Today, the company makes novelty baskets shaped like giant coffee cups, watering cans and the state of Texas, Easter baskets and berry baskets, and wooden crates and display racks. Natural, stained or painted wood produce baskets are built in various sizes, including a half-peck and a bushel.

Longtime customers Cleve and Lesley Moore use the produce baskets to store and display green beans, corn, gourds, bell peppers and other fresh vegetables at their farm in nearby Bullard (pop. 1,150) and at farmers' markets.

"We prefer the baskets over cardboard or waxed boxes because they look fresh and old-fashioned," says Cleve, 40. "We wash and air dry the baskets and get two or three years out of them. One of the most important things for us is the baskets come from a natural, renewable resource."

"A never-ending challenge at the factory is keeping the factory's aging machinery running. Nobody makes basket machines, so we have a machine shop to make our own parts," Swanson says.

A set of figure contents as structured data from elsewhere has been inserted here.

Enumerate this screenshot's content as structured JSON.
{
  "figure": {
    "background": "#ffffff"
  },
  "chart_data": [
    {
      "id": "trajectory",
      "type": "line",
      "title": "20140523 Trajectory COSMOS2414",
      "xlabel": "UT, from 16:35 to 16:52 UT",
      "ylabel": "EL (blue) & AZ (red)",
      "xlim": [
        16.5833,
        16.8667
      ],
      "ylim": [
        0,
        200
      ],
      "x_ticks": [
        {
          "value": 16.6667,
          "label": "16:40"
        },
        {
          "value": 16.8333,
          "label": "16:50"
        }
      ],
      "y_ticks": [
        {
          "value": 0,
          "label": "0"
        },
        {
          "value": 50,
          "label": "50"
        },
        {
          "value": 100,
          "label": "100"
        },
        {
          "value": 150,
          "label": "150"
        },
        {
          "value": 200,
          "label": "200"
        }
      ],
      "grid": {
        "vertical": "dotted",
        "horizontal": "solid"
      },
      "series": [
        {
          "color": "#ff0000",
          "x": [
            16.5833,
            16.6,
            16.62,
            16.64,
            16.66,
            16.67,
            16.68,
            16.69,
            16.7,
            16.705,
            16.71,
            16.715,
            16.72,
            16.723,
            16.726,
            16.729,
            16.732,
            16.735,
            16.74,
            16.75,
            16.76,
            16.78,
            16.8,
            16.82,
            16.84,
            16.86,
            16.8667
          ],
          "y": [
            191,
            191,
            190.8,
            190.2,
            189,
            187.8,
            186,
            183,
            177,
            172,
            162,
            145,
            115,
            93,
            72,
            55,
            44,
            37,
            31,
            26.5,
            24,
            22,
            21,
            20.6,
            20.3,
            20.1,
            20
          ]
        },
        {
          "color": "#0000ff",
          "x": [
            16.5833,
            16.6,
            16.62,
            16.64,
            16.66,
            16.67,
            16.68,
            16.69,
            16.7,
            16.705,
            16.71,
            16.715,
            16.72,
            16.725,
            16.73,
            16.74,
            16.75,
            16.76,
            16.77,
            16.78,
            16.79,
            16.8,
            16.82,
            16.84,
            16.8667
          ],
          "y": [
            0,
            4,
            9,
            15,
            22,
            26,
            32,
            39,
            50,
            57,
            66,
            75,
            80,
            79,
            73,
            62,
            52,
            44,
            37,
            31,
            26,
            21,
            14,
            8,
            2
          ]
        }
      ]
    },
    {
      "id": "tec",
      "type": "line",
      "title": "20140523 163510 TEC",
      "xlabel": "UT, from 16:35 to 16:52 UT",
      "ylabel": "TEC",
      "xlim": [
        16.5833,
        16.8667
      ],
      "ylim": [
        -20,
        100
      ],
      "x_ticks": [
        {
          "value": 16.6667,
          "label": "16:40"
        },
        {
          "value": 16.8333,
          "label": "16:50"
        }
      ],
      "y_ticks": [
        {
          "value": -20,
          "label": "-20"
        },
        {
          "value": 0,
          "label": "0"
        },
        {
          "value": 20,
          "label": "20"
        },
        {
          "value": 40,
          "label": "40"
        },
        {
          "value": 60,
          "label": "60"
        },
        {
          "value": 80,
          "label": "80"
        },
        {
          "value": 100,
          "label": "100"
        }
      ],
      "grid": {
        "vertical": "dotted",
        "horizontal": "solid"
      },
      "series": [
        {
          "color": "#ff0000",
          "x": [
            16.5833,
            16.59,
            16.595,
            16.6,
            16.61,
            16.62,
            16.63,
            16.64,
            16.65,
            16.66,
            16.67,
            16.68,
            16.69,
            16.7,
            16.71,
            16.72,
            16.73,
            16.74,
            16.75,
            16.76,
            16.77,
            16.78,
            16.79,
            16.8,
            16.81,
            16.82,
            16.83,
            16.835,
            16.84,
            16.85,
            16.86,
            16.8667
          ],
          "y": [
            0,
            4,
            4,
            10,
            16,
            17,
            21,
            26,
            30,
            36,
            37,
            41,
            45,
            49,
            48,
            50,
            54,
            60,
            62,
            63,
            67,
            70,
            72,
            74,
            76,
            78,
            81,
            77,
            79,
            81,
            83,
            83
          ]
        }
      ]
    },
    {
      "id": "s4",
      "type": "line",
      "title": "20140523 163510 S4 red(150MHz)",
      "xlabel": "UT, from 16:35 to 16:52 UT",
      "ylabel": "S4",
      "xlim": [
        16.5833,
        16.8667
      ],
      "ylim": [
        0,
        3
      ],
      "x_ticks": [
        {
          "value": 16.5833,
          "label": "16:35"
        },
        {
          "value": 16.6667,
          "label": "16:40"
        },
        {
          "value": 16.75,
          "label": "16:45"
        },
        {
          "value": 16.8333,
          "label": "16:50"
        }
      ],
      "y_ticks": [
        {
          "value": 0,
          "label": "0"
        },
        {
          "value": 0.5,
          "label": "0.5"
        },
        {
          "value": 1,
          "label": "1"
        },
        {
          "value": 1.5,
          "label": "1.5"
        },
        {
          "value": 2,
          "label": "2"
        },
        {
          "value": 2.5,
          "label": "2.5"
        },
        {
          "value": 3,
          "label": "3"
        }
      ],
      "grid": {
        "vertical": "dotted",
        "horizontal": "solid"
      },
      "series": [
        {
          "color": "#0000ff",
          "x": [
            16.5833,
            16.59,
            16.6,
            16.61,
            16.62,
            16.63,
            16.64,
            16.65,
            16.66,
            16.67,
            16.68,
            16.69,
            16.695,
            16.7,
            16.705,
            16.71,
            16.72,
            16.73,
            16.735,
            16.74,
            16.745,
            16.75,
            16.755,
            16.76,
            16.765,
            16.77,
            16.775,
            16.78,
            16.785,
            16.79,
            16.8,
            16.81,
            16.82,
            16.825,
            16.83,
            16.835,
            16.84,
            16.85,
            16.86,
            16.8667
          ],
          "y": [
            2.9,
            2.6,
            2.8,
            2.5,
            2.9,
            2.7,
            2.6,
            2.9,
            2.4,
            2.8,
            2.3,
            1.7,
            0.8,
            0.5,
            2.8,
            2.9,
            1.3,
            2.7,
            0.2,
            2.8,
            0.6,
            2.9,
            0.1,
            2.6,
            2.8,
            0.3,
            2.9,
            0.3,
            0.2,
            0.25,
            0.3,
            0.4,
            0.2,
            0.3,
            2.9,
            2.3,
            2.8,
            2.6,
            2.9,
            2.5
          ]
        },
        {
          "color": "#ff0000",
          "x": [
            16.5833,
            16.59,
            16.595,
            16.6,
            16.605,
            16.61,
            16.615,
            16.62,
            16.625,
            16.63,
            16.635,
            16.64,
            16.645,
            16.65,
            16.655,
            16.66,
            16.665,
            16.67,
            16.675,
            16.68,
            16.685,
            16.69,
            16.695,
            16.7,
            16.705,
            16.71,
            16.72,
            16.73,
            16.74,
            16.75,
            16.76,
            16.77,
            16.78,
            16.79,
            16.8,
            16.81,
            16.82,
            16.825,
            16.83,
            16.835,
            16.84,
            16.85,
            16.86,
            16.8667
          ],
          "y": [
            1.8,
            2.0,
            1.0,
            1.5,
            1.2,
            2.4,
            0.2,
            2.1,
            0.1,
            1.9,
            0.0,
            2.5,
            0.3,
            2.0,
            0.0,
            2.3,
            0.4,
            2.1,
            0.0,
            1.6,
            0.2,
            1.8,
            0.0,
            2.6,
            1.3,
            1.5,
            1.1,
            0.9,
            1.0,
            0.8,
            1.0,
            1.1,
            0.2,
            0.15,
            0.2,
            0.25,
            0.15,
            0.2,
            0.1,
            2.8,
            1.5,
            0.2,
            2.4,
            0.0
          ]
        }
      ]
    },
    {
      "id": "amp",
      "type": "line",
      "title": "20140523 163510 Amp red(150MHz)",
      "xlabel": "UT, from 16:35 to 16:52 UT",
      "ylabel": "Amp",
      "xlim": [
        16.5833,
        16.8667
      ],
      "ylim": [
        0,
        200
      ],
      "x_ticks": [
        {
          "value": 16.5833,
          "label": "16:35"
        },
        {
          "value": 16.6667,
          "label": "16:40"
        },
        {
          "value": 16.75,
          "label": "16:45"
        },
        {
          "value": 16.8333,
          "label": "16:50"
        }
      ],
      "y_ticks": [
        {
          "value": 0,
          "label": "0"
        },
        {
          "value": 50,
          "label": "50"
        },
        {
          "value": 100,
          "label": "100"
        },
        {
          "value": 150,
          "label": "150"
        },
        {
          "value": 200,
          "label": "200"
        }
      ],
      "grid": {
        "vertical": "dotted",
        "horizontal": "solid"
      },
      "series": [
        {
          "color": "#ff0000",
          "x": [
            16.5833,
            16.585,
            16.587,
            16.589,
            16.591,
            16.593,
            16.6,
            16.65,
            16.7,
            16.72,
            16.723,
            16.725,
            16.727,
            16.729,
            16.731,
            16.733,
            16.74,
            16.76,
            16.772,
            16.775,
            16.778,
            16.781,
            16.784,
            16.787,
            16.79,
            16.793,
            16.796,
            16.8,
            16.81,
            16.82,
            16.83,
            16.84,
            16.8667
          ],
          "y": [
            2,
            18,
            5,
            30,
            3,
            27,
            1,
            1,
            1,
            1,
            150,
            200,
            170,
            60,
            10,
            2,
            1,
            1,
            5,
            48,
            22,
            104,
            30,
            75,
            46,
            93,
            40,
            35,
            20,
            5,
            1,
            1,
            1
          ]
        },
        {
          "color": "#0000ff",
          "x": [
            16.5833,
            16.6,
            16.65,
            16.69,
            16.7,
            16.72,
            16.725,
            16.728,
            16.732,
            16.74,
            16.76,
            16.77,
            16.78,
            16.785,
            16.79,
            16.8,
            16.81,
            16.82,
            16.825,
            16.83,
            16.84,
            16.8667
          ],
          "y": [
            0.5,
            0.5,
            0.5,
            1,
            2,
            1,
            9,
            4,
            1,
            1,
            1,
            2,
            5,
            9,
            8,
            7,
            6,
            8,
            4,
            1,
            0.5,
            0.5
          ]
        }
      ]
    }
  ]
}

Plant manager Dave Haberle, 63, who has worked for the company since 1980, knows the idiosyncrasies of each piece of equipment from the machine that peels bark from sweetgum and birch logs to the massive boiler that produces steam to make the wood pliable.

"It's like grandpa's axe," Haberle says about the 90-year-old equipment. "It's had five handles and two new heads."

Swanson calls the factory a working antique, and such a rarity that it has become a tourist attraction. From an observation room above the factory floor, visitors can watch some of the company's 100 employees crafting baskets, and in the gift store, customers can select from some of the company's 200 different styles.

Texas Basket Co.'s products are sold worldwide and, across the United States, its baskets can be found filled with almonds in California, mums in Colorado, seashells in Florida and crabs on the dock of Chesapeake Bay in Maryland. "It's always fun to visit someplace and see our baskets," Swanson says.

And, of course, they are still used to tote tomatoes in Jacksonville, Texas.